After spotting Clemson a 15-point lead at the half, Alabama slowly moved the ball down the field on their first possession of the third quarter, taking 12 plays to get to a pivotal fourth-and-6 from the Clemson 22. Bama’s kicker had doinked an extra point in the first half, so Nick Saban faced the difficult choice of either letting him try a 39-yarder or trusting his offense, which had already converted three fourth downs, to move the ball six yards. Instead, Saban kind of chose neither, offering up third-string QB Mac Jones as a sacrifice in the saddest and most predictable fake FG I’ve seen in a while.

Botched Fake Field Goal

You’ll notice that Clemson is lined up in a standard defensive setup, with four linemen and seven linebackers and defensive backs. They completely saw this coming, and poor Jones never stood a chance of actually getting past the vaunted Clemson defensive line. Not only was Alabama unlikely to trust kicker Joseph Bulovas, a successful field goal would still have left the Crimson Tide in a 12-point hole, still needing two touchdowns. Three plays after the botched fake, Justyn Ross slammed the door shut.

In perfectly Sabanian fashion, the Alabama coach took some of the blame for the fake, only to point out how it was someone else’s fault in the very next sentence:

“I think it was a poor decision on my part not to kick the field goal the first drive of the second half. We thought we had a really, really good fake, and somebody didn’t block the guy they were supposed to block, so it didn’t work, so it was a bad call. It’s always that way.”

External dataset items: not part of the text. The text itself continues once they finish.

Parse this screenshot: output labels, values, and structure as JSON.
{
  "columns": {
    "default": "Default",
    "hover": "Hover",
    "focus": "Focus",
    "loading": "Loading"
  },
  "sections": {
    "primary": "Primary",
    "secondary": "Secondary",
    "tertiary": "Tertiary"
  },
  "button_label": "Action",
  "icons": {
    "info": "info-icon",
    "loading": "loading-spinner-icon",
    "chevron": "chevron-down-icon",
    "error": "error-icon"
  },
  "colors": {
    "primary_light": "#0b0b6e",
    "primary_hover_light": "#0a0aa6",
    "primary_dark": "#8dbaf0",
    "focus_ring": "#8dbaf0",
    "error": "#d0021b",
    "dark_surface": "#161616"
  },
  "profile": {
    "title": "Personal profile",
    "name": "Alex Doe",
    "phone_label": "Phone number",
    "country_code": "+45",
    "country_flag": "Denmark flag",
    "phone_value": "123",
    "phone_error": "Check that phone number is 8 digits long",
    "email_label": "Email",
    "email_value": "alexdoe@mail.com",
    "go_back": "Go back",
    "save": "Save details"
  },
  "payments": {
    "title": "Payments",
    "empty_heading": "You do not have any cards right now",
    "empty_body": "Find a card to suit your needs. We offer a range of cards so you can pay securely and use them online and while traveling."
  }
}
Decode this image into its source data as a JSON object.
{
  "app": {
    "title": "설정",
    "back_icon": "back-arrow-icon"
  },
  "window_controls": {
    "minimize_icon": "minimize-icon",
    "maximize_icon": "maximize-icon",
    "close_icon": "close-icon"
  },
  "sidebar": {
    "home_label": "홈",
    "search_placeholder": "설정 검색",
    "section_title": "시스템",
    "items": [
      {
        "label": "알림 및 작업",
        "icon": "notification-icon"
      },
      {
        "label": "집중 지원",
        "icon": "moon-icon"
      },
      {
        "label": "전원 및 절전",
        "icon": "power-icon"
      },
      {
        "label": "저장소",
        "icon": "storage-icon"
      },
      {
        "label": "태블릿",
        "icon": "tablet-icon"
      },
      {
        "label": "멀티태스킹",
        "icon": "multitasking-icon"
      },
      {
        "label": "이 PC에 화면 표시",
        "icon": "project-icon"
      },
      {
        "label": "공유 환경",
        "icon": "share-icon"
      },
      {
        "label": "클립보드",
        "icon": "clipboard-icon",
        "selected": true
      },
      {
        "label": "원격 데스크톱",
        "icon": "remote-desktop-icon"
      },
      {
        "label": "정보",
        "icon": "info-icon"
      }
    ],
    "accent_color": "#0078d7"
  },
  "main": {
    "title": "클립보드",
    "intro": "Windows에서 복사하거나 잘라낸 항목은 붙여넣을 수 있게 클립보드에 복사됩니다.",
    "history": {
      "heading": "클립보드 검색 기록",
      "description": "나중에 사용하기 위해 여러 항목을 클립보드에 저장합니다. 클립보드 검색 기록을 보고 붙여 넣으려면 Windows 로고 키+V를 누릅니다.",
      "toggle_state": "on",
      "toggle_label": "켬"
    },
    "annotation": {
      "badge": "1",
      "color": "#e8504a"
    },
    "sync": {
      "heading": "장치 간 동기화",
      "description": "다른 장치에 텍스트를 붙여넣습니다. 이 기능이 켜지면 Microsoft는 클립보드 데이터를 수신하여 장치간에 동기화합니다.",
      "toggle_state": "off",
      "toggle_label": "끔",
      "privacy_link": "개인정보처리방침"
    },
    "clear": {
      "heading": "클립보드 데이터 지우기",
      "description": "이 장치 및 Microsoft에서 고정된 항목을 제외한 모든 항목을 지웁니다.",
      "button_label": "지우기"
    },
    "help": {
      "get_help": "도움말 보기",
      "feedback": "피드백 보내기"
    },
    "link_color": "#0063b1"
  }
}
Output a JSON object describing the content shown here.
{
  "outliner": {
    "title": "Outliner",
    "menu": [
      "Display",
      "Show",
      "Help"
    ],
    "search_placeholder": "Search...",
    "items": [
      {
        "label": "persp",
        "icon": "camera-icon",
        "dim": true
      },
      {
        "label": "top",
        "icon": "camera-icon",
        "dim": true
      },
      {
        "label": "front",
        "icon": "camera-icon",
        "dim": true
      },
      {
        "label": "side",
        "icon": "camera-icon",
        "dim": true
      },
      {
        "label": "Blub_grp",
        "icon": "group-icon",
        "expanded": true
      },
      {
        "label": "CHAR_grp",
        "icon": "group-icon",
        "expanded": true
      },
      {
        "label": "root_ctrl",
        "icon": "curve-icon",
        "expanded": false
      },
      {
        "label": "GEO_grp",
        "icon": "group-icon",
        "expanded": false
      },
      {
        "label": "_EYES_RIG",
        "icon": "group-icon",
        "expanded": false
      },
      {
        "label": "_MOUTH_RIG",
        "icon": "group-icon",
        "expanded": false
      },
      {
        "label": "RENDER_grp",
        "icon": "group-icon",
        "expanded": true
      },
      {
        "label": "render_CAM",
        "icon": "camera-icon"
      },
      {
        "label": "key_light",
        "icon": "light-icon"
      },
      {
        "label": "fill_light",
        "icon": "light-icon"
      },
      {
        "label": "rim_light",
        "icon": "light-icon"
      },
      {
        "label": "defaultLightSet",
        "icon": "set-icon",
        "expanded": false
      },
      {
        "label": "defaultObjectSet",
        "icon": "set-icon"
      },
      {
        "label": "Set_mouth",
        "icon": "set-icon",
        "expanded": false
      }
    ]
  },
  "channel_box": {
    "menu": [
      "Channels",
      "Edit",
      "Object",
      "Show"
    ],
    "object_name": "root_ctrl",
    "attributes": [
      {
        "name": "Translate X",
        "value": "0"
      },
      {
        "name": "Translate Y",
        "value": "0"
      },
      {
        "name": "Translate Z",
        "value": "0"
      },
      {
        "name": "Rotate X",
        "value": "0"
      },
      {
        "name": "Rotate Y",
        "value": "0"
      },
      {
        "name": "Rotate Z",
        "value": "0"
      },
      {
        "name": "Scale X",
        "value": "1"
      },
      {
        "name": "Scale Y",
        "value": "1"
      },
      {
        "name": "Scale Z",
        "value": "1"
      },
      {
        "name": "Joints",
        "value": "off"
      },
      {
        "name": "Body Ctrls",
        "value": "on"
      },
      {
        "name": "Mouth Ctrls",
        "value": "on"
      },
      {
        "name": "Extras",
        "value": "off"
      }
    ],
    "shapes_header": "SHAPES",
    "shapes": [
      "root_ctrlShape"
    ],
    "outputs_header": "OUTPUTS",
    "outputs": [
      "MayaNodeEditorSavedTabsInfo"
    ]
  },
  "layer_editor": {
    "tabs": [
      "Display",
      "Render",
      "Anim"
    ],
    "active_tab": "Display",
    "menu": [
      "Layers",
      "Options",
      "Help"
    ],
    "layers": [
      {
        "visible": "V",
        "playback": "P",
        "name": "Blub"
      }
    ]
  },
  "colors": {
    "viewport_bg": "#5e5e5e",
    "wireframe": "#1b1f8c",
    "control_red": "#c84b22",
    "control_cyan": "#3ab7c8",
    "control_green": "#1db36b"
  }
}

Alabama had four drives in the second half, and aside from an utterly futile Jalen Hurts–led three-and-out at the start of the fourth quarter, they all ended in turnovers on downs deep in Clemson territory. There was the aforementioned fake field goal, and Tua Tagovailoa also got stuffed on a pair of rushing attempts. Here is the first, where he got smacked trying to get a fourth-and-4 from the Clemson 14.

First Fourth Down Fail

Unlike that run, which came as a result of a broken play, Alabama’s final fourth down attempt seemed like just an ill-advised play call. Facing fourth-and-goal from the two-yard line, Tagovailoa—at that point banged up and sad—got dropped for a seven-yard loss by a Clemson defense that wasn’t confused by anything Alabama was throwing at them.